Owais Tohid - Senior journalist

The operation to cleanse North Waziristan of Al Qaeda and Taliban militant carries immense national, regional and international significance. Thus, the barometer of its success varies and differs if you look at it with the eyes of people of Pakistan and the binoculars of the international community especially the US.

It needs to be seen with fresh eyes and renewed perception beyond the stereotypes of the terms of good and bad militants and the so-called strategic depth doctrine.

The US would like to see its success because it doesn’t want to face embarrassment to witness the same script rewritten on Afghan soil post withdrawal unlike unstable Iraq despite spending 2.2 trillion dollars.”

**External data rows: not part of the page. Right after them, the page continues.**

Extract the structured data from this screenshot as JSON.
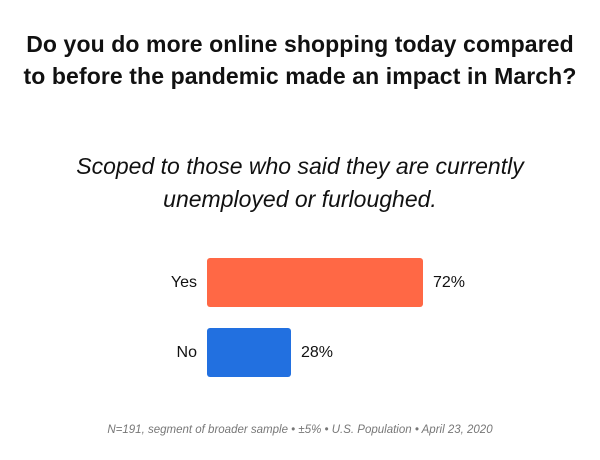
{
  "chart_data": {
    "type": "bar",
    "orientation": "horizontal",
    "title": "Do you do more online shopping today compared to before the pandemic made an impact in March?",
    "subtitle": "Scoped to those who said they are currently unemployed or furloughed.",
    "categories": [
      "Yes",
      "No"
    ],
    "values": [
      72,
      28
    ],
    "value_labels": [
      "72%",
      "28%"
    ],
    "colors": [
      "#FF6845",
      "#2270E0"
    ],
    "xlim": [
      0,
      100
    ],
    "grid": false,
    "legend": "none",
    "footnote": "N=191, segment of broader sample  •  ±5%  •  U.S. Population  •  April 23, 2020"
  }
}
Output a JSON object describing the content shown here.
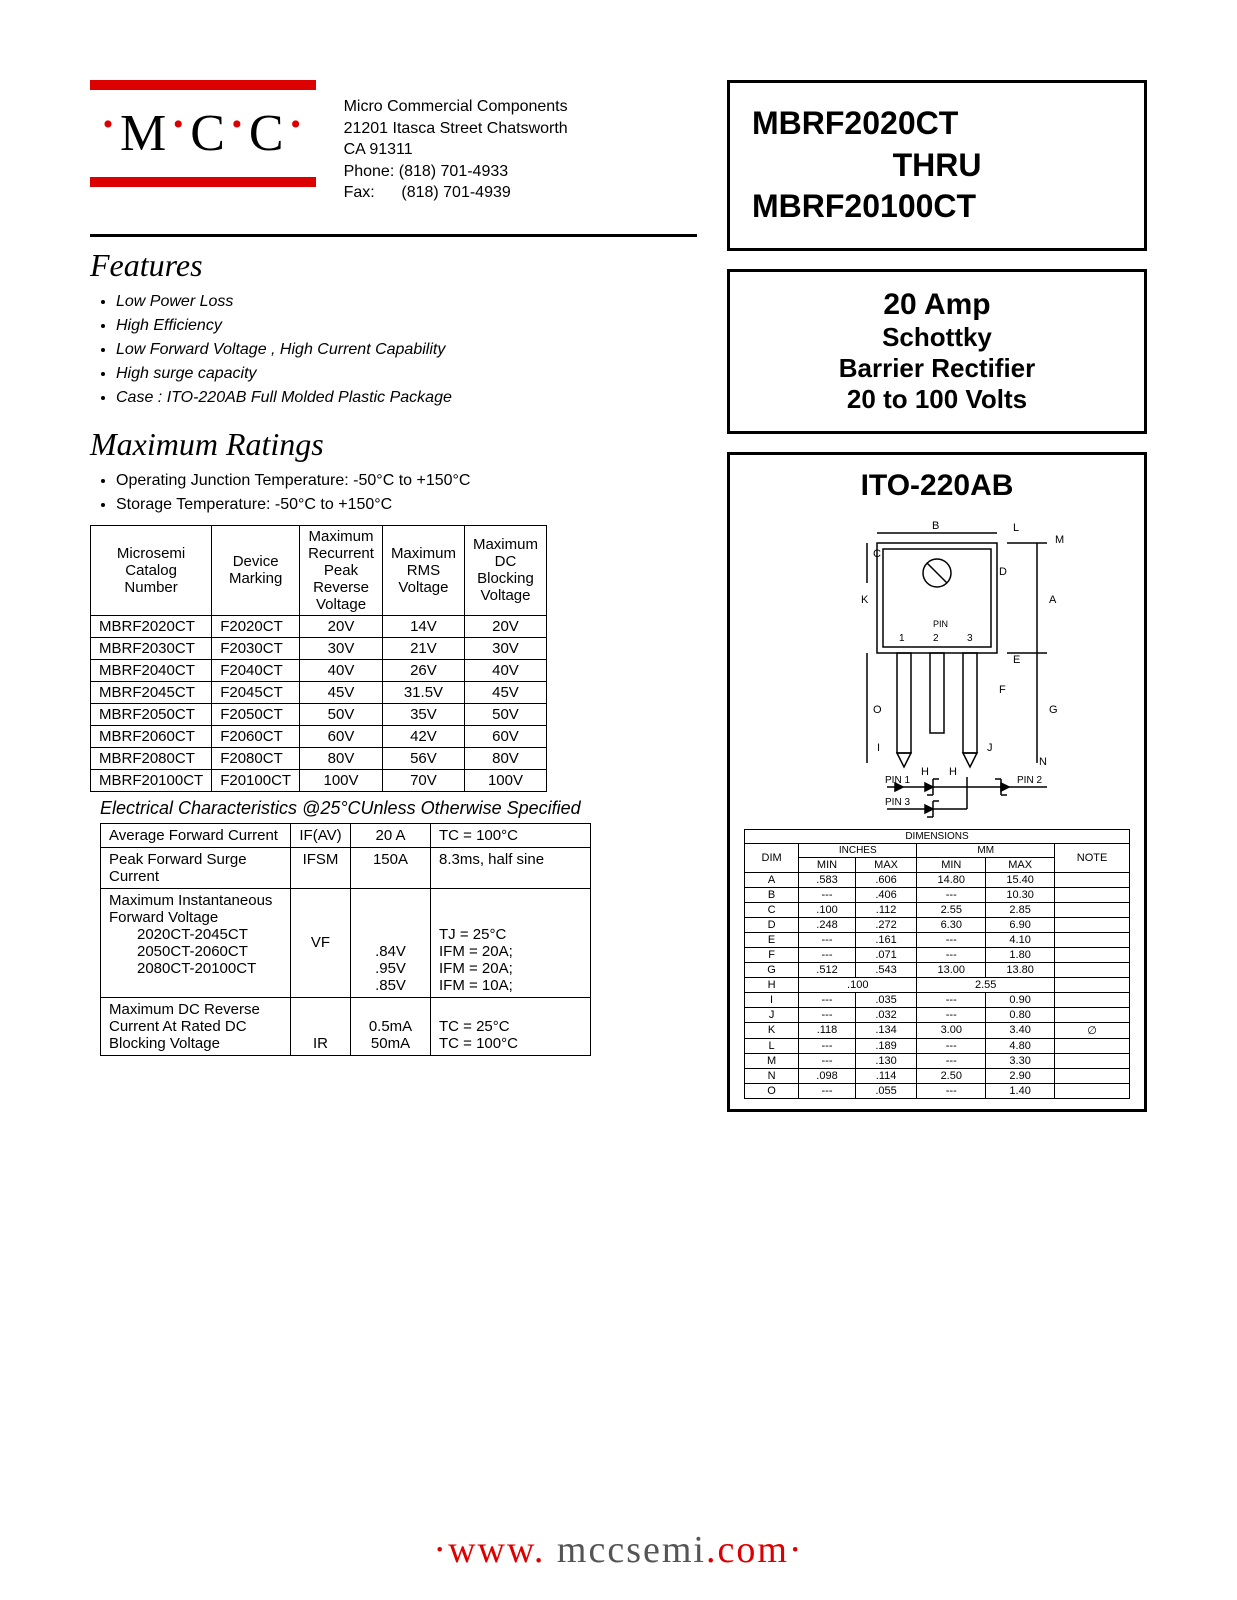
{
  "logo": {
    "text": "MCC"
  },
  "address": {
    "line1": "Micro Commercial Components",
    "line2": "21201 Itasca Street Chatsworth",
    "line3": "CA 91311",
    "phone_lbl": "Phone:",
    "phone": "(818) 701-4933",
    "fax_lbl": "Fax:",
    "fax": "(818) 701-4939"
  },
  "title": {
    "p1": "MBRF2020CT",
    "p2": "THRU",
    "p3": "MBRF20100CT"
  },
  "spec": {
    "amp": "20 Amp",
    "sch": "Schottky",
    "bar": "Barrier Rectifier",
    "volt": "20 to 100 Volts"
  },
  "features": {
    "heading": "Features",
    "items": [
      "Low Power Loss",
      "High Efficiency",
      "Low Forward Voltage , High Current Capability",
      "High surge capacity",
      "Case : ITO-220AB Full Molded Plastic Package"
    ]
  },
  "maxr": {
    "heading": "Maximum Ratings",
    "items": [
      "Operating Junction Temperature: -50°C to +150°C",
      "Storage Temperature: -50°C to +150°C"
    ]
  },
  "ratings": {
    "headers": [
      "Microsemi Catalog Number",
      "Device Marking",
      "Maximum Recurrent Peak Reverse Voltage",
      "Maximum RMS Voltage",
      "Maximum DC Blocking Voltage"
    ],
    "rows": [
      [
        "MBRF2020CT",
        "F2020CT",
        "20V",
        "14V",
        "20V"
      ],
      [
        "MBRF2030CT",
        "F2030CT",
        "30V",
        "21V",
        "30V"
      ],
      [
        "MBRF2040CT",
        "F2040CT",
        "40V",
        "26V",
        "40V"
      ],
      [
        "MBRF2045CT",
        "F2045CT",
        "45V",
        "31.5V",
        "45V"
      ],
      [
        "MBRF2050CT",
        "F2050CT",
        "50V",
        "35V",
        "50V"
      ],
      [
        "MBRF2060CT",
        "F2060CT",
        "60V",
        "42V",
        "60V"
      ],
      [
        "MBRF2080CT",
        "F2080CT",
        "80V",
        "56V",
        "80V"
      ],
      [
        "MBRF20100CT",
        "F20100CT",
        "100V",
        "70V",
        "100V"
      ]
    ]
  },
  "ec_title": "Electrical Characteristics @25°CUnless Otherwise Specified",
  "ec": {
    "r1": {
      "a": "Average Forward Current",
      "b": "IF(AV)",
      "c": "20 A",
      "d": "TC = 100°C"
    },
    "r2": {
      "a": "Peak Forward Surge Current",
      "b": "IFSM",
      "c": "150A",
      "d": "8.3ms, half sine"
    },
    "r3": {
      "a": "Maximum Instantaneous Forward Voltage",
      "a1": "2020CT-2045CT",
      "a2": "2050CT-2060CT",
      "a3": "2080CT-20100CT",
      "b": "VF",
      "c1": ".84V",
      "c2": ".95V",
      "c3": ".85V",
      "d0": "TJ = 25°C",
      "d1": "IFM = 20A;",
      "d2": "IFM = 20A;",
      "d3": "IFM = 10A;"
    },
    "r4": {
      "a": "Maximum DC Reverse Current At Rated DC Blocking Voltage",
      "b": "IR",
      "c1": "0.5mA",
      "c2": "50mA",
      "d1": "TC = 25°C",
      "d2": "TC = 100°C"
    }
  },
  "pkg": {
    "heading": "ITO-220AB",
    "pin1": "PIN 1",
    "pin2": "PIN 2",
    "pin3": "PIN 3",
    "pin_lbl": "PIN",
    "letters": [
      "A",
      "B",
      "C",
      "D",
      "E",
      "F",
      "G",
      "H",
      "I",
      "J",
      "K",
      "L",
      "M",
      "N",
      "O"
    ],
    "pinnums": [
      "1",
      "2",
      "3"
    ]
  },
  "dims": {
    "hdr": "DIMENSIONS",
    "in": "INCHES",
    "mm": "MM",
    "cols": [
      "DIM",
      "MIN",
      "MAX",
      "MIN",
      "MAX",
      "NOTE"
    ],
    "rows": [
      [
        "A",
        ".583",
        ".606",
        "14.80",
        "15.40",
        ""
      ],
      [
        "B",
        "---",
        ".406",
        "---",
        "10.30",
        ""
      ],
      [
        "C",
        ".100",
        ".112",
        "2.55",
        "2.85",
        ""
      ],
      [
        "D",
        ".248",
        ".272",
        "6.30",
        "6.90",
        ""
      ],
      [
        "E",
        "---",
        ".161",
        "---",
        "4.10",
        ""
      ],
      [
        "F",
        "---",
        ".071",
        "---",
        "1.80",
        ""
      ],
      [
        "G",
        ".512",
        ".543",
        "13.00",
        "13.80",
        ""
      ],
      [
        "H",
        ".100",
        "",
        "2.55",
        "",
        ""
      ],
      [
        "I",
        "---",
        ".035",
        "---",
        "0.90",
        ""
      ],
      [
        "J",
        "---",
        ".032",
        "---",
        "0.80",
        ""
      ],
      [
        "K",
        ".118",
        ".134",
        "3.00",
        "3.40",
        "∅"
      ],
      [
        "L",
        "---",
        ".189",
        "---",
        "4.80",
        ""
      ],
      [
        "M",
        "---",
        ".130",
        "---",
        "3.30",
        ""
      ],
      [
        "N",
        ".098",
        ".114",
        "2.50",
        "2.90",
        ""
      ],
      [
        "O",
        "---",
        ".055",
        "---",
        "1.40",
        ""
      ]
    ]
  },
  "footer": {
    "w": "www",
    "d1": ".",
    "m": " mccsemi",
    "d2": ".",
    "c": "com"
  }
}
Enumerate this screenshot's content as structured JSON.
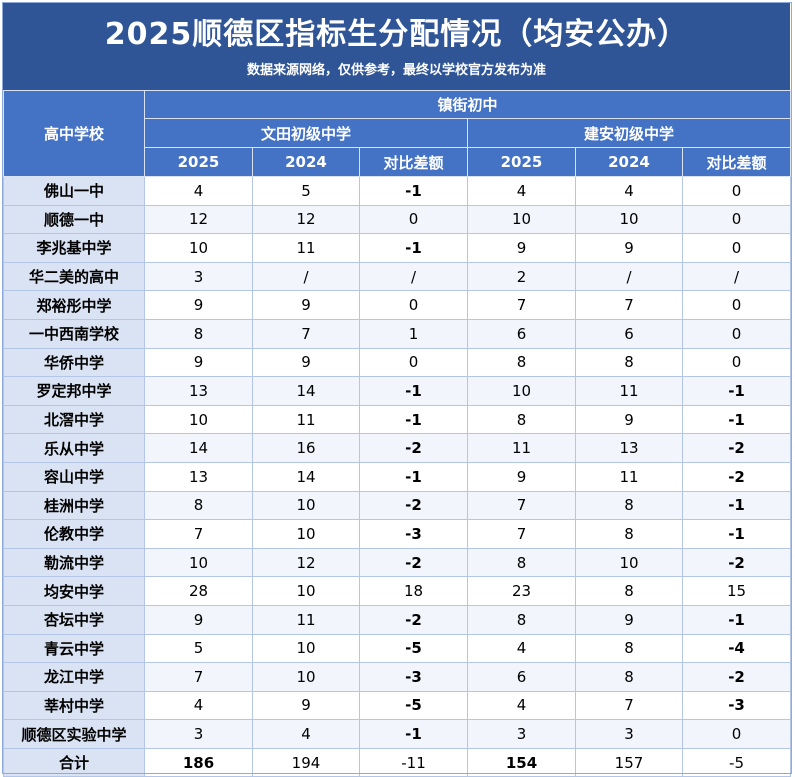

The military seems determined to strengthen the western borders and establish the writ of the state in the tribal belt before the withdrawal of US troops to counter any threat coming from across the border where anti-Pakistan Taliban have made sanctuaries. It also wants to erase the tainted image of Pakistan that the tribal belt, particularly North Waziristan, was the epicenter of global terrorism.

But it needs to expand its operation beyond the tribal belt to eliminate the tentacles of terrorism across the country to ensure it’s not half-baked this time around. It also faces the biggest challenge of rehabilitating over half a million uprooted tribesmen.

For many in Pakistan, the real success will be measured when the nurseries of extremist and militants groups are eliminated across the country.

But that cannot happen in days or months as the seeds of extremism which were sown during Zia’s regime, have now grown into deadly plants. To me, it’s a forward movement as is used in diplomatic lingua. It warrants cautious support but also greater transparency. The ties with extremists groups is like a quilt sewn with threads of blood, so unraveling the seam needs extra care because it’s painful.